Almeno 12 persone sono state ferite in un’esplosione vicino a un seggio elettorale riservato alle donne a Peshawar, nel nord ovest del Pakistan; notizie di un’altra esplosione arrivano da un seggio situato nella provincia di Khyber-Pakhtunkhwa; nel distretto di Swabi, nella provincia nord occidentale di Khyber Pakhtunkhwa, sono stati uccisi dallo scoppio di una bomba a mano due volontari del partito laico pashtun Awamy National Party (Anp); sconosciuti hanno sparato ed ucciso Shakil Ahmed, un candidato indipendente nella zona di Landhi, nella provincia di Sindh.
A Karachi un candidato del partito laico Awami National Party (Anp), Amanullah Mehsud, è stato vittima dello scoppio di una bomba nascosta in un parcheggio dell’area di Dawood Chorang: nella deflagrazione sono morte undici persone, mentre Mehsud è riuscito a salvarsi.
Al momento sono oltre 150 le vittime degli attentati che stanno scuotendo il Pakistan da un mese ad oggi; tre giorni fa è stato rapito il figlio dell’ex premier Yusuf Raza Gilani.
Nonostante le minacce e le continue notizie di fatti di sangue, la popolazione pachistana è sembrata essere entusiasta della possibilità di partecipare alle prime vere elezioni democratiche del paese, tanto che fin dal mattino si sono manifestate lunghe code ai seggi e l’afflusso alle urne è statao nettamente superiore a quello delle precedenti elezioni, che era del 44%; l’unica regione dove vi è stata una partecipazione più contenuta è il Beluchistan, teatro di forti violenze settarie.

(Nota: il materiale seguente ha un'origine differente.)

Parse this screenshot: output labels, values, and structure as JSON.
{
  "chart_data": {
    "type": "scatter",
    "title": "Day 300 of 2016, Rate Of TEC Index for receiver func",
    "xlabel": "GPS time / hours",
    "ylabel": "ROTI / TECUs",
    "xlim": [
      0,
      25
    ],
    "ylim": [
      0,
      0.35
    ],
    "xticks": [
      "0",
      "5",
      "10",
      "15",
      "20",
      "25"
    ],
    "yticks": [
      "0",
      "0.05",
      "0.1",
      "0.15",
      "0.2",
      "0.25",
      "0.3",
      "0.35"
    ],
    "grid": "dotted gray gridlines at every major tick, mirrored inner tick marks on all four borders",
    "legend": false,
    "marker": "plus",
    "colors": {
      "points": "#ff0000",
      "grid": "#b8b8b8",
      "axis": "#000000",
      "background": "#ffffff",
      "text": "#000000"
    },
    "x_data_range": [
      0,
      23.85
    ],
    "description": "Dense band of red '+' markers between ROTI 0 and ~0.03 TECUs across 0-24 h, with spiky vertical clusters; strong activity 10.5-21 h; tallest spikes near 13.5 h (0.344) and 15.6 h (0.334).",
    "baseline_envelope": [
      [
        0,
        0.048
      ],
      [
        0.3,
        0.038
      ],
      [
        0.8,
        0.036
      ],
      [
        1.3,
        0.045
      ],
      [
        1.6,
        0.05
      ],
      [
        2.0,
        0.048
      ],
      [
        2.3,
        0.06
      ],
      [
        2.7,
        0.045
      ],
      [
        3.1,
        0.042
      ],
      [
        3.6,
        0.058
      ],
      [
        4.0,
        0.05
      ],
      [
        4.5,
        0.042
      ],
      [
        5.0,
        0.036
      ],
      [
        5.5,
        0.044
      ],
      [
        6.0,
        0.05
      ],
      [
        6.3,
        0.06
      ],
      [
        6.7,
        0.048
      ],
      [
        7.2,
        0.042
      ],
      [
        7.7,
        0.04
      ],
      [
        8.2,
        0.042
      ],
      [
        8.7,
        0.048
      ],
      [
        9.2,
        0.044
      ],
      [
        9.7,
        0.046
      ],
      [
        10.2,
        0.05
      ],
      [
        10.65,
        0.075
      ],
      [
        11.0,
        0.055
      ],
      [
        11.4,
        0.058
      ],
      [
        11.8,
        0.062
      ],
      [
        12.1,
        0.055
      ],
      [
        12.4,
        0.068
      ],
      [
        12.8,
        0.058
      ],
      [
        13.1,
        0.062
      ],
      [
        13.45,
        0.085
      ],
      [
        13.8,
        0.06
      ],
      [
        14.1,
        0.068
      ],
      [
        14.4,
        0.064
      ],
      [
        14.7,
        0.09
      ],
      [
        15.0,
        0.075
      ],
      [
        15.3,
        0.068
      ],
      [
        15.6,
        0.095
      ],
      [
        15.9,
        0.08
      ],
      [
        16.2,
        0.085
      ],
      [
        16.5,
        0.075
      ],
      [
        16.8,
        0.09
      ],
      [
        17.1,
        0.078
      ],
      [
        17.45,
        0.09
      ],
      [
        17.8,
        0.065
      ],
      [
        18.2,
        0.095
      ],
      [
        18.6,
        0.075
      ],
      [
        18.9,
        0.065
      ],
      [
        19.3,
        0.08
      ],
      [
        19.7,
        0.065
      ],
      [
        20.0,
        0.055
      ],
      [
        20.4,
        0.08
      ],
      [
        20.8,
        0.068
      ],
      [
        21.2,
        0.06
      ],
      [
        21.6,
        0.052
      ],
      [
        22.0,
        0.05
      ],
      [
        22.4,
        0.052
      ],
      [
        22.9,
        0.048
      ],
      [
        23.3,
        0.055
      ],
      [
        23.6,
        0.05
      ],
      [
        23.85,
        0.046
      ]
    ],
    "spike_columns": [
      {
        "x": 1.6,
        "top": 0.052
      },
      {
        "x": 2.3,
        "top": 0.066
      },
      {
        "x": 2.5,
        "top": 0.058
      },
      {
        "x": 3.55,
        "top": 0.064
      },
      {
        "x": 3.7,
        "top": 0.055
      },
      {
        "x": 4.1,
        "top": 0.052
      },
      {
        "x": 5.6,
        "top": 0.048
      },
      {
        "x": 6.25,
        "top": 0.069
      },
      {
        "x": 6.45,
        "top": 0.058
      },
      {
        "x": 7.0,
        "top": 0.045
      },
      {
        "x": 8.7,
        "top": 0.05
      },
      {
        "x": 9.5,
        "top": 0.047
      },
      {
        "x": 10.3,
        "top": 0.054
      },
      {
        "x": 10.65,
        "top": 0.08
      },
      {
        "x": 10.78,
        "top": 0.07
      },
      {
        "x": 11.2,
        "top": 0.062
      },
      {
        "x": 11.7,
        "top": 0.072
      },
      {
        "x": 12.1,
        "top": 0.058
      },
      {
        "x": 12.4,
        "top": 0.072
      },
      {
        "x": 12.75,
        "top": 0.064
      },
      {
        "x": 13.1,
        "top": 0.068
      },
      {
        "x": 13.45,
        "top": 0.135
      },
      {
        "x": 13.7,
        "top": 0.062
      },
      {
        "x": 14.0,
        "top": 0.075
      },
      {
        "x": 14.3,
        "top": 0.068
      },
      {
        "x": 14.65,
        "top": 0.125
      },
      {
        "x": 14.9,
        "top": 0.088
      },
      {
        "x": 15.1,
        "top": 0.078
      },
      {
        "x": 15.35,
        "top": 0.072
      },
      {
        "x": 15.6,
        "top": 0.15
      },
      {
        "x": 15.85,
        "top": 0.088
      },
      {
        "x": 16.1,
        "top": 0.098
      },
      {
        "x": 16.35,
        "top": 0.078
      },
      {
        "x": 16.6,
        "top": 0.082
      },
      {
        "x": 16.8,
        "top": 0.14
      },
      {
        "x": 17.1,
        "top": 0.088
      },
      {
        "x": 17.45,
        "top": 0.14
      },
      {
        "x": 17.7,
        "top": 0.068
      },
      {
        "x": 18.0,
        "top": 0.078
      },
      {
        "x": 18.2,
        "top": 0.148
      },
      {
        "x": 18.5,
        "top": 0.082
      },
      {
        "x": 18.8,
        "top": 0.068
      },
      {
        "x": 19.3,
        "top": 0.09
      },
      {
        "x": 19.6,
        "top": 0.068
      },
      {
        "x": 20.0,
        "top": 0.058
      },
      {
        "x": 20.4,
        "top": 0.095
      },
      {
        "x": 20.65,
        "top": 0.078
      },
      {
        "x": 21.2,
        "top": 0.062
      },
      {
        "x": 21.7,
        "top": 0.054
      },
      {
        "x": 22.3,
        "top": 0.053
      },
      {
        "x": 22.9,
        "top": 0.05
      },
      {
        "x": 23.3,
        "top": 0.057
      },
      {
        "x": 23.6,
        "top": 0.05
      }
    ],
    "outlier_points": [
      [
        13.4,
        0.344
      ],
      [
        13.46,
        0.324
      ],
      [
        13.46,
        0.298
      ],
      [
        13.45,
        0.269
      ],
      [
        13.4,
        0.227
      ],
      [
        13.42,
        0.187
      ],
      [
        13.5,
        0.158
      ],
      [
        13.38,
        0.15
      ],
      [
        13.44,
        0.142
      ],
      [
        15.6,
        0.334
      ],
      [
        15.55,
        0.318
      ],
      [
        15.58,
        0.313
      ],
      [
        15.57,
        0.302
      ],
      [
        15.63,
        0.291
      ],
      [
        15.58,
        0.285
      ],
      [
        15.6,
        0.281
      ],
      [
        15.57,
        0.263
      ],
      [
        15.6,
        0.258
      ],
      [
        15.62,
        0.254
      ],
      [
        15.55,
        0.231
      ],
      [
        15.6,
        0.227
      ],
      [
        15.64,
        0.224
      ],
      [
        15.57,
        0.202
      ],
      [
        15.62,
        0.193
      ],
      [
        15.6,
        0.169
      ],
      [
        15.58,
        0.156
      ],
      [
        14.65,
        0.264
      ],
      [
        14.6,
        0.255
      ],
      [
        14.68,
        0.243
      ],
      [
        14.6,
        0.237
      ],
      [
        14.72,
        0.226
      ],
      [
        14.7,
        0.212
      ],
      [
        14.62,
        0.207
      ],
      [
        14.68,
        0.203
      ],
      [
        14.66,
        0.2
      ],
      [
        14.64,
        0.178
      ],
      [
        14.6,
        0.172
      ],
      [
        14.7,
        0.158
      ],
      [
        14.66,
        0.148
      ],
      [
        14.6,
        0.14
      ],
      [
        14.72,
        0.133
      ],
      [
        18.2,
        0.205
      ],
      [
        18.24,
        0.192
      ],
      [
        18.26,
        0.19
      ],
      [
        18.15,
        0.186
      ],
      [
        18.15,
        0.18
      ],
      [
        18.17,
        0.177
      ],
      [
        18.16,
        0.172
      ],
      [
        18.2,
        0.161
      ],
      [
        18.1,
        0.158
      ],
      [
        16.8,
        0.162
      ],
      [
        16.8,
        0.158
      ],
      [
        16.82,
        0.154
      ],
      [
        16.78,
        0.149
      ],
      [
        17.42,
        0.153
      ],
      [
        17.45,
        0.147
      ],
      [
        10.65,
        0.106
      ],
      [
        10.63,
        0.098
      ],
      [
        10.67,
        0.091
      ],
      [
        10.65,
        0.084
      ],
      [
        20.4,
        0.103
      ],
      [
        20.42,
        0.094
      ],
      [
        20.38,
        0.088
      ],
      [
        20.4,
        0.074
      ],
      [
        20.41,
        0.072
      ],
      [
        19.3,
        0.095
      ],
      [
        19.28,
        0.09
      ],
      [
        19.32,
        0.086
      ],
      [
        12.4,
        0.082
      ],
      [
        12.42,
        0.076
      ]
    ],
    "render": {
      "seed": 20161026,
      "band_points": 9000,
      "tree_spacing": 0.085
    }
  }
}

Il capo ufficio del New York Times a Islamabad, il britannico Declan Walsh, di 39 anni, è stato espulso dal paese per non meglio specificate “attività indesiderabili”; il direttore esecutivo del quotidiano, Jill Abramson, ha quindi scritto una lettera aperta al ministro pachistano degli Interni, Malik Habib Khan, con la quale ha spiegato che “Zittire i giornalisti priverà i lettori di trasparenza sull’andamento del voto e sulle violenze della campagna elettorale. Il pubblico non potrà leggere dell’estensione della rete di nepotismo in Pakistan, di cui aveva parlato Walsh questo mercoledì. Ma forse il punto è proprio questo”.